Building · Neuro-symbolic MBSE
VectorOWL + MCP
We spent prior cycles pressure-testing what would make MBSE defensible when coding agents sit on the critical path. That exploration is now implementation: VectorOWL is the lightweight, Git-aligned semantics-as-context stack we are bringing to teams who ship under audit pressure—unifying formal ontology reasoning, high-dimensional embeddings, and live tool orchestration so MBSE artifacts, simulation and surrogate models, and AI-assisted workflows stay traceable to the same graph.
The Model Context Protocol (often abbreviated MCP in AI hosts) is the coordination plane: engineering tools publish context updates into one substrate your specifications, model-characterization records, reviews, and automation can share.
Systems requirements
OWL / RDF
Model Context Protocol
VVUQ & characterization
Anchors
Plain English
- Is it a programming language? No. System structure uses OWL (the standard Web Ontology Language). VectorOWL is an architecture / framework: OWL graphs, vector similarity over simulation and telemetry, Model Context Protocol tool wiring for agents and CAD/CAE stacks, and anchors when soft inference must not bend hard limits.

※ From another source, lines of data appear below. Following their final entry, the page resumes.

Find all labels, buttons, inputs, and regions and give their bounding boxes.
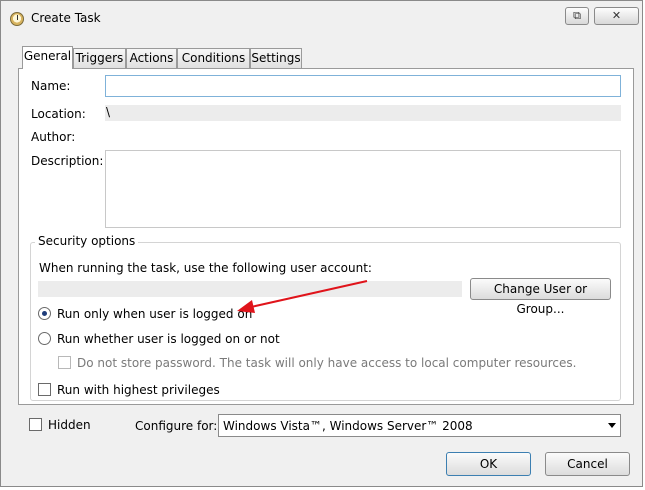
- do-not-store-password-checkbox: [58, 356, 71, 369]
- chevron-down-icon: [608, 423, 616, 428]
- ok-button[interactable]: OK: [446, 452, 531, 476]
- name-input[interactable]: [105, 75, 621, 97]
- hidden-label[interactable]: Hidden: [48, 418, 91, 432]
- name-label: Name:: [31, 79, 71, 93]
- do-not-store-password-label: Do not store password. The task will onl…: [77, 356, 577, 370]
- configure-for-value: Windows Vista™, Windows Server™ 2008: [223, 419, 473, 433]
- tab-general[interactable]: General: [22, 46, 73, 69]
- run-only-logged-on-radio[interactable]: [38, 307, 51, 320]
- clock-icon: [10, 12, 24, 26]
- change-user-button[interactable]: Change User or Group...: [470, 278, 611, 316]
- tab-triggers[interactable]: Triggers: [73, 48, 126, 68]
- author-label: Author:: [31, 130, 76, 144]
- location-label: Location:: [31, 107, 86, 121]
- restore-icon: ⧉: [573, 9, 581, 22]
- run-only-logged-on-label[interactable]: Run only when user is logged on: [57, 307, 252, 321]
- hidden-checkbox[interactable]: [29, 418, 42, 431]
- tab-settings[interactable]: Settings: [250, 48, 302, 68]
- description-textarea[interactable]: [105, 150, 621, 228]
- security-options-title: Security options: [35, 234, 139, 248]
- highest-privileges-checkbox[interactable]: [38, 383, 51, 396]
- tab-actions[interactable]: Actions: [126, 48, 177, 68]
- account-prompt: When running the task, use the following…: [39, 261, 372, 275]
- configure-for-label: Configure for:: [135, 419, 218, 433]
- window-title: Create Task: [31, 11, 101, 25]
- run-whether-logged-on-label[interactable]: Run whether user is logged on or not: [57, 332, 280, 346]
- restore-button[interactable]: ⧉: [565, 7, 589, 25]
- title-bar: Create Task ⧉ ✕: [1, 1, 642, 37]
- description-label: Description:: [31, 154, 104, 168]
- create-task-window: Create Task ⧉ ✕ General Triggers Actions…: [0, 0, 643, 487]
- configure-for-select[interactable]: Windows Vista™, Windows Server™ 2008: [218, 414, 621, 437]
- highest-privileges-label[interactable]: Run with highest privileges: [57, 383, 220, 397]
- close-icon: ✕: [611, 9, 622, 22]
- location-field: [105, 105, 621, 121]
- cancel-button[interactable]: Cancel: [545, 452, 630, 476]
- close-button[interactable]: ✕: [594, 7, 639, 25]
- tab-conditions[interactable]: Conditions: [177, 48, 250, 68]
- location-value: \: [106, 105, 111, 119]
- run-whether-logged-on-radio[interactable]: [38, 332, 51, 345]
- user-account-field: [38, 281, 462, 297]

- Two “MCP” acronyms (not the same thing): Model Context Protocol = AI/tool integration layer (this site’s
vectorowl-mcp). Model Characterization Pattern (PDF v1.8.1) = INCOSE/ASME community pattern for a universal characterization wrapper around computational models (trust, lifecycle, VVUQ). VectorOWL is designed so the ontology can store and query characterization while Model Context Protocol feeds evidence from tools into that graph.

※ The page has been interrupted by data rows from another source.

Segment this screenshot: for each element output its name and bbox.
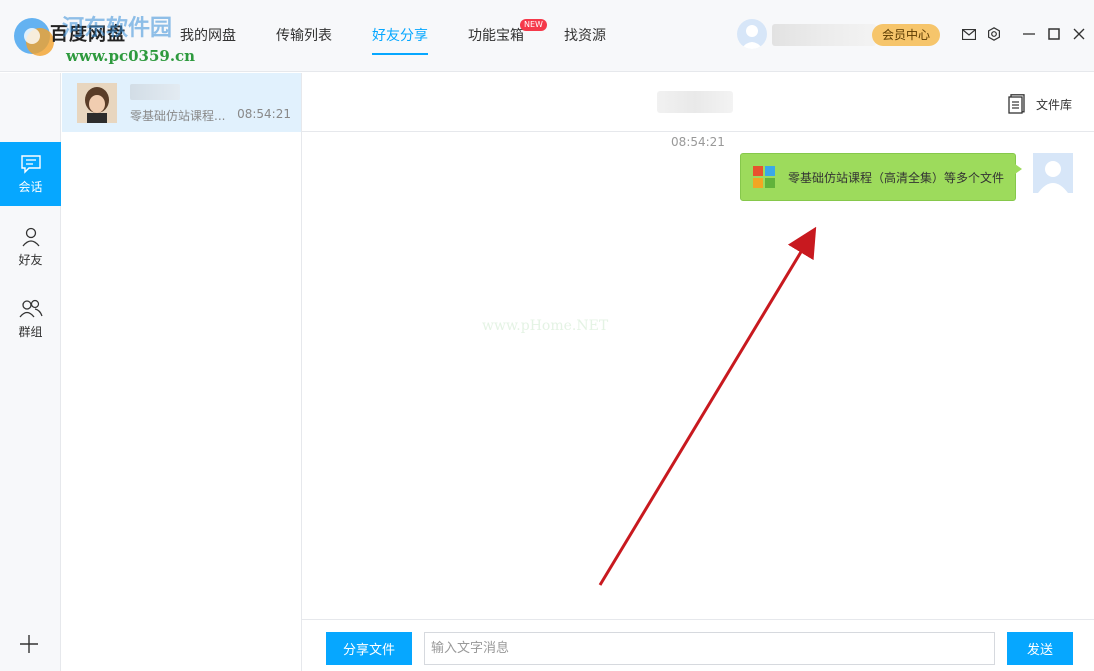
conversation-item[interactable]: 零基础仿站课程... 08:54:21 — [62, 73, 301, 132]
vip-center-button[interactable]: 会员中心 — [872, 24, 941, 46]
nav-friend-share[interactable]: 好友分享 — [372, 0, 428, 72]
rail-item-groups[interactable]: 群组 — [0, 287, 61, 351]
rail-item-label: 会话 — [18, 179, 43, 194]
message-input[interactable] — [424, 632, 995, 665]
plus-icon[interactable] — [18, 633, 40, 655]
default-avatar-icon — [741, 25, 763, 49]
conversation-list: 零基础仿站课程... 08:54:21 — [62, 73, 302, 671]
rail-item-label: 群组 — [18, 324, 43, 339]
rail-item-label: 好友 — [18, 252, 43, 267]
mail-icon[interactable] — [961, 26, 977, 42]
nav-transfer-list[interactable]: 传输列表 — [276, 0, 332, 72]
close-icon[interactable] — [1071, 26, 1087, 42]
nav-toolbox-label: 功能宝箱 — [468, 28, 524, 44]
user-name-redacted — [772, 24, 876, 46]
title-bar: 百度网盘 河东软件园 www.pc0359.cn 我的网盘 传输列表 好友分享 … — [0, 0, 1094, 72]
contact-name-redacted — [130, 84, 180, 100]
settings-icon[interactable] — [986, 26, 1002, 42]
nav-my-disk[interactable]: 我的网盘 — [180, 0, 236, 72]
nav-toolbox[interactable]: 功能宝箱 NEW — [468, 0, 547, 72]
contact-avatar — [77, 83, 117, 123]
watermark-text: 河东软件园 — [62, 15, 173, 41]
annotation-arrow — [598, 226, 817, 586]
rail-item-friends[interactable]: 好友 — [0, 215, 61, 279]
group-icon — [18, 299, 43, 317]
chat-icon — [20, 154, 41, 174]
new-badge: NEW — [520, 19, 547, 31]
minimize-icon[interactable] — [1021, 26, 1037, 42]
send-button[interactable]: 发送 — [1007, 632, 1073, 665]
left-rail: 会话 好友 群组 — [0, 73, 61, 671]
conversation-preview: 零基础仿站课程... — [130, 109, 226, 123]
chat-panel: 文件库 08:54:21 零基础仿站课程（高清全集）等多个文件 www.pHom… — [302, 73, 1094, 671]
conversation-time: 08:54:21 — [237, 107, 291, 121]
top-nav: 我的网盘 传输列表 好友分享 功能宝箱 NEW 找资源 — [180, 0, 646, 72]
nav-find-resources[interactable]: 找资源 — [564, 0, 606, 72]
maximize-icon[interactable] — [1046, 26, 1062, 42]
rail-item-conversations[interactable]: 会话 — [0, 142, 61, 206]
watermark-url: www.pc0359.cn — [66, 47, 196, 65]
user-avatar[interactable] — [737, 19, 767, 49]
share-file-button[interactable]: 分享文件 — [326, 632, 412, 665]
person-icon — [21, 227, 40, 246]
chat-input-bar: 分享文件 发送 — [302, 619, 1094, 671]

- Is it “just” an AI skill pack? No. Installable assistant prose (
SKILL.md) is optional. The executable integration surface is the stdio MCP server vectorowl-mcp—not markdown pretending to be an API.
- What you tell stakeholders: “One governed graph for systems and computational models: traceable semantics, searchable evidence, and review-friendly change history—not parallel truths in tickets and chats.”